Use the trapezoidal rule and simpson's rule to approximate the value of the definite integral ∫2,1 ln xdx; n =4
To approximate the value of the definite integral ∫2,1 ln x dx using the Trapezoidal rule and Simpson's rule with n = 4, follow these steps:
1. Calculate the step size, h, by dividing the range of integration (b - a) by the number of subintervals (n). In this case, the range is from 1 to 2, so the step size is h = (2 - 1)/4 = 0.25.
2. Determine the x-values for the subintervals. Starting from the lower limit (a = 1) and incrementing by the step size, we get the following x-values for n = 4:
x0 = 1
x1 = 1.25
x2 = 1.5
x3 = 1.75
x4 = 2
3. Calculate the approximations for the integral using the Trapezoidal rule:
∫2,1 ln x dx ≈ (h/2) * [f(x0) + 2f(x1) + 2f(x2) + 2f(x3) + f(x4)]
Substitute the x-values into the function f(x) = ln(x):
≈ (0.25/2) * [ln(1) + 2ln(1.25) + 2ln(1.5) + 2ln(1.75) + ln(2)]
Simplify the expression to get the approximation.
4. Calculate the approximations for the integral using Simpson's rule:
∫2,1 ln x dx ≈ (h/3) * [f(x0) + 4f(x1) + 2f(x2) + 4f(x3) + f(x4)]
Substitute the x-values into the function f(x) = ln(x):
≈ (0.25/3) * [ln(1) + 4ln(1.25) + 2ln(1.5) + 4ln(1.75) + ln(2)]
Simplify the expression to get the approximation.
Note: The actual calculations and simplifications of the approximations can be done using a calculator or software.
To approximate the value of the definite integral ∫2,1 ln xdx using the trapezoidal rule and Simpson's rule with n = 4, we first need to divide the interval [2,1] into subintervals.
Step 1: Divide the interval [2,1] into n subintervals
Since n = 4, we need to divide the interval [2,1] into 4 equal subintervals. The width of each subinterval can be calculated as:
h = (b - a) / n
h = (1 - 2) / 4
h = -0.25
The four subintervals will be:
[2, 2 - 0.25]
[2 - 0.25, 2 - 2(0.25)]
[2 - 2(0.25), 2 - 3(0.25)]
[2 - 3(0.25), 1]
The endpoints of the subintervals are: [2, 1.75], [1.75, 1.5], [1.5, 1.25], [1.25, 1].
Step 2: Apply the trapezoidal rule
The trapezoidal rule approximates the area under the curve by summing the areas of trapezoids formed between consecutive data points. The formula for the trapezoidal rule is:
∫a,b f(x)dx ≈ h/2 * [f(a) + 2f(x2) + 2f(x3) + ... + f(b)]

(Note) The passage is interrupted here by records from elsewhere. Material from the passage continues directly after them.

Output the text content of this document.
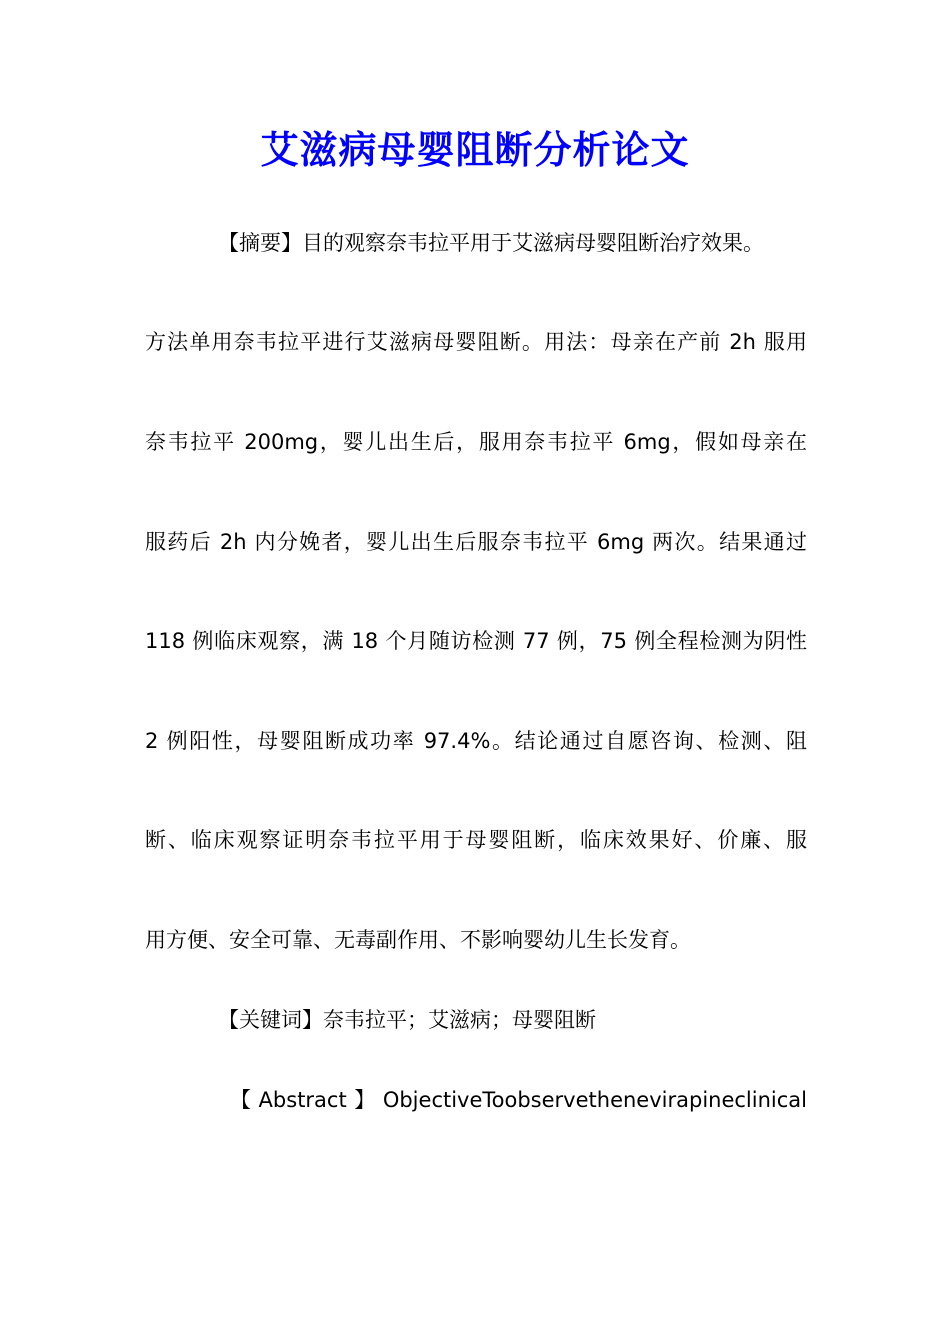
艾滋病母婴阻断分析论文
【摘要】目的观察奈韦拉平用于艾滋病母婴阻断治疗效果。
方法单用奈韦拉平进行艾滋病母婴阻断。用法：母亲在产前 2h 服用
奈韦拉平 200mg，婴儿出生后，服用奈韦拉平 6mg，假如母亲在
服药后 2h 内分娩者，婴儿出生后服奈韦拉平 6mg 两次。结果通过
118 例临床观察，满 18 个月随访检测 77 例，75 例全程检测为阴性
2 例阳性，母婴阻断成功率 97.4%。结论通过自愿咨询、检测、阻
断、临床观察证明奈韦拉平用于母婴阻断，临床效果好、价廉、服
用方便、安全可靠、无毒副作用、不影响婴幼儿生长发育。
【关键词】奈韦拉平；艾滋病；母婴阻断
【Abstract】ObjectiveToobservethenevirapineclinical
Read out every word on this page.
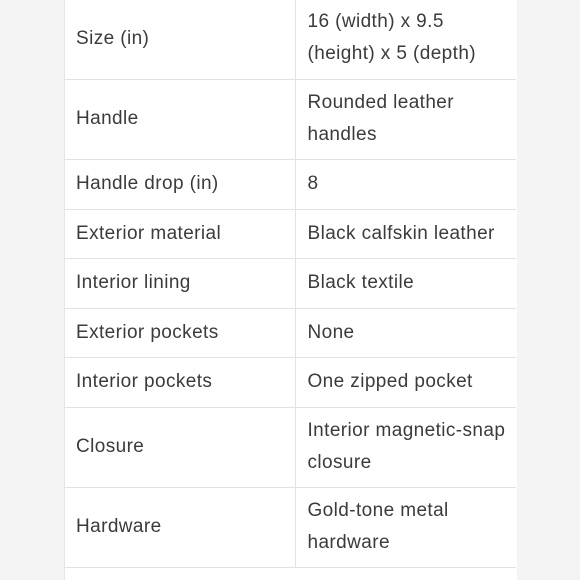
Size (in)	16 (width) x 9.5 (height) x 5 (depth)
Handle	Rounded leather handles
Handle drop (in)	8
Exterior material	Black calfskin leather
Interior lining	Black textile
Exterior pockets	None
Interior pockets	One zipped pocket
Closure	Interior magnetic-snap closure
Hardware	Gold-tone metal hardware
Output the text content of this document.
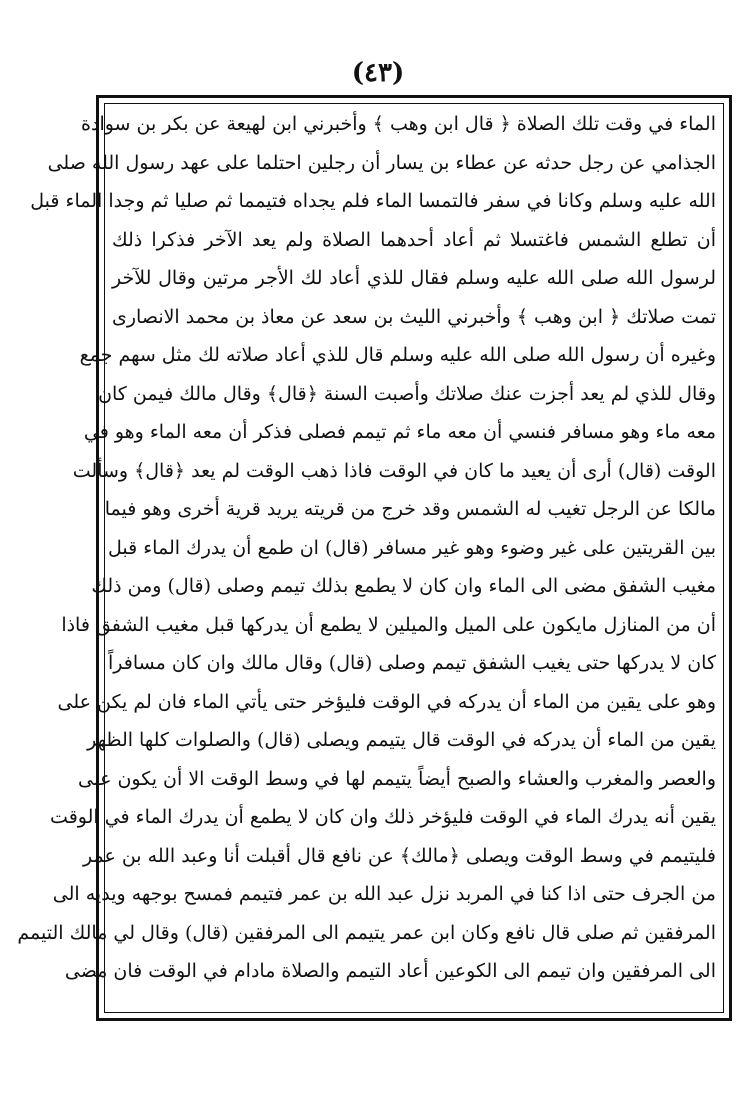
(٤٣)
الماء في وقت تلك الصلاة ﴿ قال ابن وهب ﴾ وأخبرني ابن لهيعة عن بكر بن سوادة
الجذامي عن رجل حدثه عن عطاء بن يسار أن رجلين احتلما على عهد رسول الله صلى
الله عليه وسلم وكانا في سفر فالتمسا الماء فلم يجداه فتيمما ثم صليا ثم وجدا الماء قبل
أن تطلع الشمس فاغتسلا ثم أعاد أحدهما الصلاة ولم يعد الآخر فذكرا ذلك
لرسول الله صلى الله عليه وسلم فقال للذي أعاد لك الأجر مرتين وقال للآخر
تمت صلاتك ﴿ ابن وهب ﴾ وأخبرني الليث بن سعد عن معاذ بن محمد الانصارى
وغيره أن رسول الله صلى الله عليه وسلم قال للذي أعاد صلاته لك مثل سهم جمع
وقال للذي لم يعد أجزت عنك صلاتك وأصبت السنة ﴿قال﴾ وقال مالك فيمن كان
معه ماء وهو مسافر فنسي أن معه ماء ثم تيمم فصلى فذكر أن معه الماء وهو في
الوقت (قال) أرى أن يعيد ما كان في الوقت فاذا ذهب الوقت لم يعد ﴿قال﴾ وسألت
مالكا عن الرجل تغيب له الشمس وقد خرج من قريته يريد قرية أخرى وهو فيما
بين القريتين على غير وضوء وهو غير مسافر (قال) ان طمع أن يدرك الماء قبل
مغيب الشفق مضى الى الماء وان كان لا يطمع بذلك تيمم وصلى (قال) ومن ذلك
أن من المنازل مايكون على الميل والميلين لا يطمع أن يدركها قبل مغيب الشفق فاذا
كان لا يدركها حتى يغيب الشفق تيمم وصلى (قال) وقال مالك وان كان مسافراً
وهو على يقين من الماء أن يدركه في الوقت فليؤخر حتى يأتي الماء فان لم يكن على
يقين من الماء أن يدركه في الوقت قال يتيمم ويصلى (قال) والصلوات كلها الظهر
والعصر والمغرب والعشاء والصبح أيضاً يتيمم لها في وسط الوقت الا أن يكون على
يقين أنه يدرك الماء في الوقت فليؤخر ذلك وان كان لا يطمع أن يدرك الماء في الوقت
فليتيمم في وسط الوقت ويصلى ﴿مالك﴾ عن نافع قال أقبلت أنا وعبد الله بن عمر
من الجرف حتى اذا كنا في المربد نزل عبد الله بن عمر فتيمم فمسح بوجهه ويديه الى
المرفقين ثم صلى قال نافع وكان ابن عمر يتيمم الى المرفقين (قال) وقال لي مالك التيمم
الى المرفقين وان تيمم الى الكوعين أعاد التيمم والصلاة مادام في الوقت فان مضى
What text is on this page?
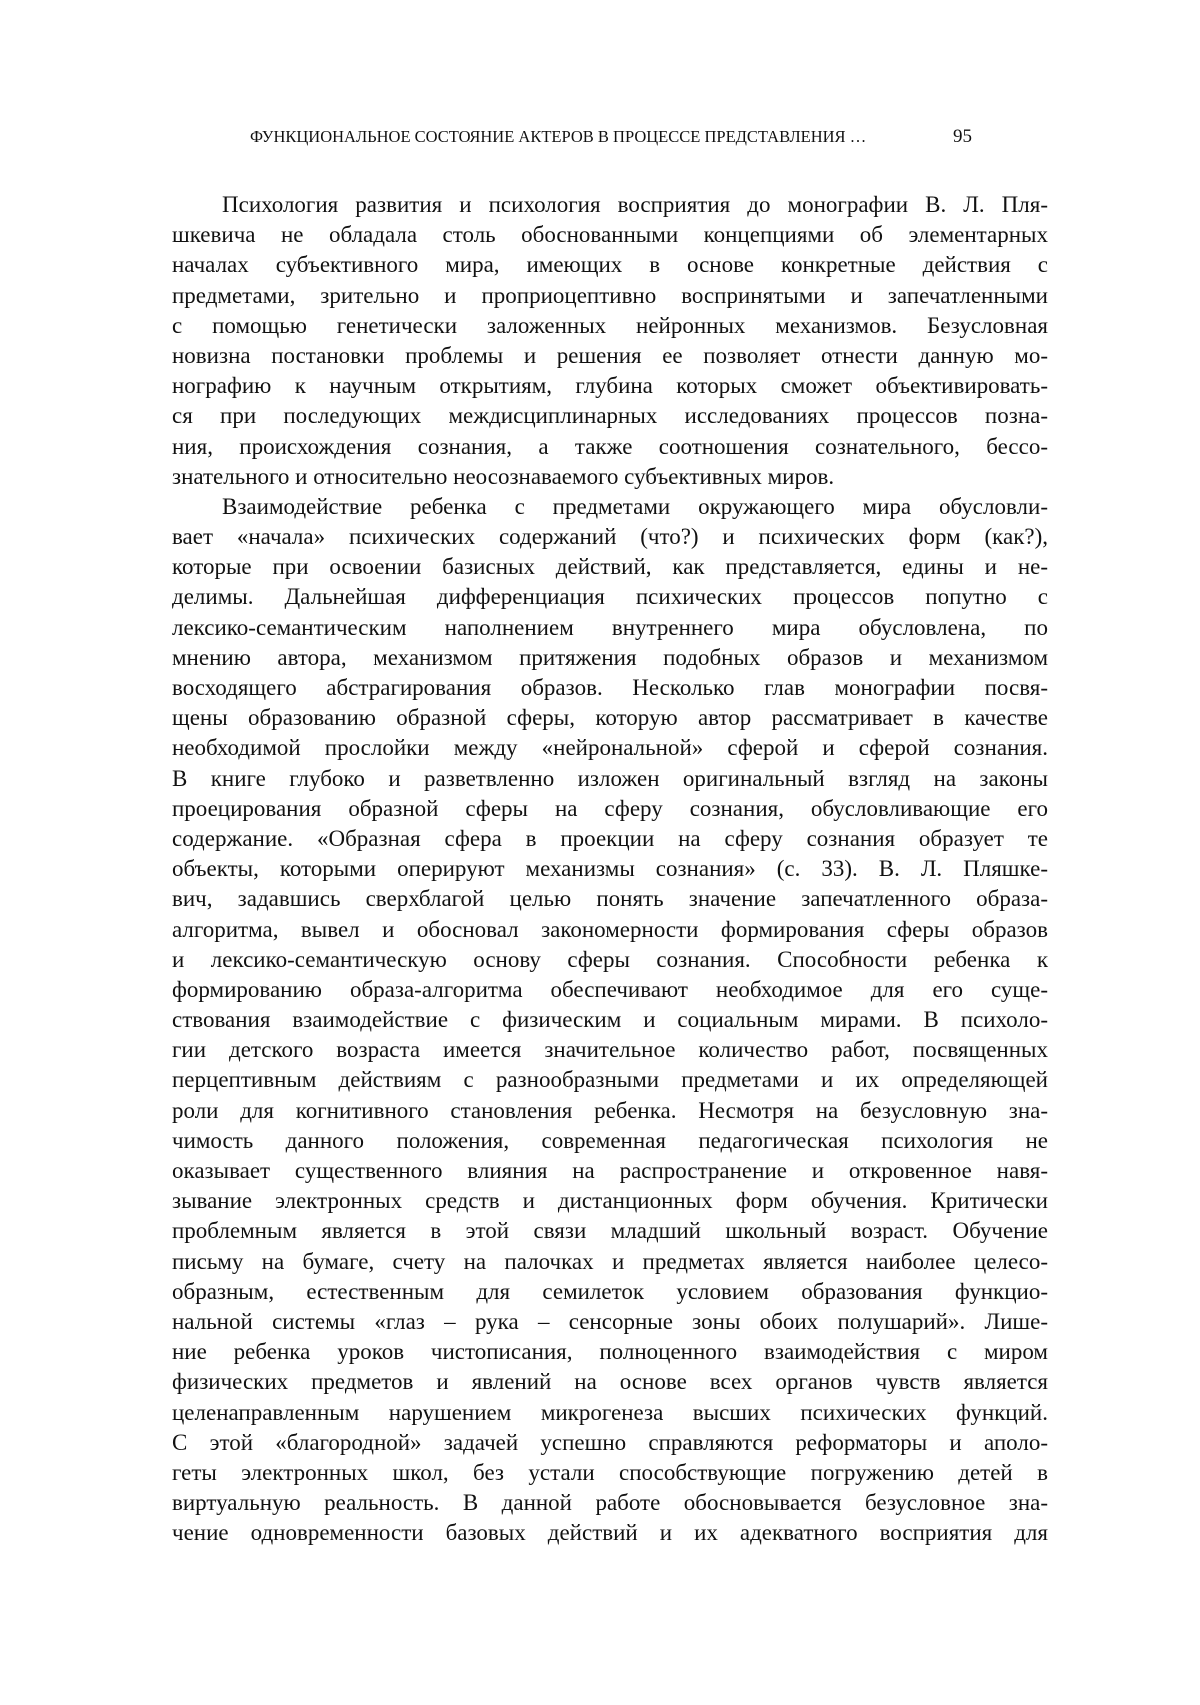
ФУНКЦИОНАЛЬНОЕ СОСТОЯНИЕ АКТЕРОВ В ПРОЦЕССЕ ПРЕДСТАВЛЕНИЯ …	95
Психология развития и психология восприятия до монографии В. Л. Пля-
шкевича не обладала столь обоснованными концепциями об элементарных
началах субъективного мира, имеющих в основе конкретные действия с
предметами, зрительно и проприоцептивно воспринятыми и запечатленными
с помощью генетически заложенных нейронных механизмов. Безусловная
новизна постановки проблемы и решения ее позволяет отнести данную мо-
нографию к научным открытиям, глубина которых сможет объективировать-
ся при последующих междисциплинарных исследованиях процессов позна-
ния, происхождения сознания, а также соотношения сознательного, бессо-
знательного и относительно неосознаваемого субъективных миров.
Взаимодействие ребенка с предметами окружающего мира обусловли-
вает «начала» психических содержаний (что?) и психических форм (как?),
которые при освоении базисных действий, как представляется, едины и не-
делимы. Дальнейшая дифференциация психических процессов попутно с
лексико-семантическим наполнением внутреннего мира обусловлена, по
мнению автора, механизмом притяжения подобных образов и механизмом
восходящего абстрагирования образов. Несколько глав монографии посвя-
щены образованию образной сферы, которую автор рассматривает в качестве
необходимой прослойки между «нейрональной» сферой и сферой сознания.
В книге глубоко и разветвленно изложен оригинальный взгляд на законы
проецирования образной сферы на сферу сознания, обусловливающие его
содержание. «Образная сфера в проекции на сферу сознания образует те
объекты, которыми оперируют механизмы сознания» (с. 33). В. Л. Пляшке-
вич, задавшись сверхблагой целью понять значение запечатленного образа-
алгоритма, вывел и обосновал закономерности формирования сферы образов
и лексико-семантическую основу сферы сознания. Способности ребенка к
формированию образа-алгоритма обеспечивают необходимое для его суще-
ствования взаимодействие с физическим и социальным мирами. В психоло-
гии детского возраста имеется значительное количество работ, посвященных
перцептивным действиям с разнообразными предметами и их определяющей
роли для когнитивного становления ребенка. Несмотря на безусловную зна-
чимость данного положения, современная педагогическая психология не
оказывает существенного влияния на распространение и откровенное навя-
зывание электронных средств и дистанционных форм обучения. Критически
проблемным является в этой связи младший школьный возраст. Обучение
письму на бумаге, счету на палочках и предметах является наиболее целесо-
образным, естественным для семилеток условием образования функцио-
нальной системы «глаз – рука – сенсорные зоны обоих полушарий». Лише-
ние ребенка уроков чистописания, полноценного взаимодействия с миром
физических предметов и явлений на основе всех органов чувств является
целенаправленным нарушением микрогенеза высших психических функций.
С этой «благородной» задачей успешно справляются реформаторы и аполо-
геты электронных школ, без устали способствующие погружению детей в
виртуальную реальность. В данной работе обосновывается безусловное зна-
чение одновременности базовых действий и их адекватного восприятия для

Using the trapezoidal rule, we can calculate the approximation of the integral as:
Approximation using the trapezoidal rule:
∫2,1 ln x dx ≈ h/2 * [ln(2) + 2ln(1.75) + 2ln(1.5) + 2ln(1.25) + ln(1)]
Substituting the values, we have:
∫2,1 ln x dx ≈ -0.25/2 * [ln(2) + 2ln(1.75) + 2ln(1.5) + 2ln(1.25) + ln(1)]
Step 3: Apply Simpson's rule
Simpson's rule approximates the area under the curve using quadratic polynomial functions over each subinterval. The formula for Simpson's rule is:
∫a,b f(x)dx ≈ h/3 * [f(a) + 4f(x1) + 2f(x2) + 4f(x3) + 2f(x4) + ... + f(b)]
Using Simpson's rule, we can calculate the approximation of the integral as:
Approximation using Simpson's rule:
∫2,1 ln x dx ≈ h/3 * [ln(2) + 4ln(1.75) + 2ln(1.5) + 4ln(1.25) + ln(1)]
Substituting the values, we have:
∫2,1 ln x dx ≈ -0.25/3 * [ln(2) + 4ln(1.75) + 2ln(1.5) + 4ln(1.25) + ln(1)]
By evaluating the above expression, you will obtain the numerical approximation of the definite integral.